By Bryan Caplan
“I was just following orders.” “I was only doing my job.” “I had a legal obligation to act.” The most self-righteous criminals often invoke fiduciary obligations to explain why their actions were morally required rather than morally forbidden.
Mike Huemer, guest blogging at Open Borders, offers a succinct general refutation:
[H]aving special duties to A does not cancel your ordinary
duties to B. Let’s say you have special duties to your daughter. You
have to provide for her needs in a way that you don’t have to provide
for a stranger’s needs. This doesn’t mean that, when you have children,
somehow your obligations to everyone else (or everyone to whom you don’t
have some special relationship) are canceled. You can’t now abuse
strangers to your heart’s content, just because they’re not your
daughter. For example: if your daughter is cold, you should buy a jacket
for her, before buying one for your neighbor’s daughter. But you may
not steal a jacket from your neighbor’s daughter to give it to your own
Similarly, the state’s special duties to promote its own citizens’

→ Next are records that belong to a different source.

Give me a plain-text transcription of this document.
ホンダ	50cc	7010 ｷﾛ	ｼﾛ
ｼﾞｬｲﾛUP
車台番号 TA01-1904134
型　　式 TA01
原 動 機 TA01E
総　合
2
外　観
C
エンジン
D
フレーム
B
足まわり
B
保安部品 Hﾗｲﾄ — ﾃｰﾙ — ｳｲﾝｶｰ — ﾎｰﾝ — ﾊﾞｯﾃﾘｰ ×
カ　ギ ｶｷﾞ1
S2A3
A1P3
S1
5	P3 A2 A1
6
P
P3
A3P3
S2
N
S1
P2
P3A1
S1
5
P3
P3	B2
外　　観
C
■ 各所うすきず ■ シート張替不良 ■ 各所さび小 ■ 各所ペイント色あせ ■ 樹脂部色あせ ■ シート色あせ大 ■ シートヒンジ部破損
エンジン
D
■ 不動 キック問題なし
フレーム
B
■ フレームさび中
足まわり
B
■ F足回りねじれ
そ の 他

interests, even if we believe there are such duties, do not negate the
rights of non-citizens, nor do they mean that the state may abuse
foreigners to its heart’s content as long as doing so serves the
interests of citizens.
Bottom line: You shouldn’t enter agreements to perform morally impermissible acts – and if you ever reach a point where a prior agreement requires you to perform a morally impermissible act, you should break your agreement.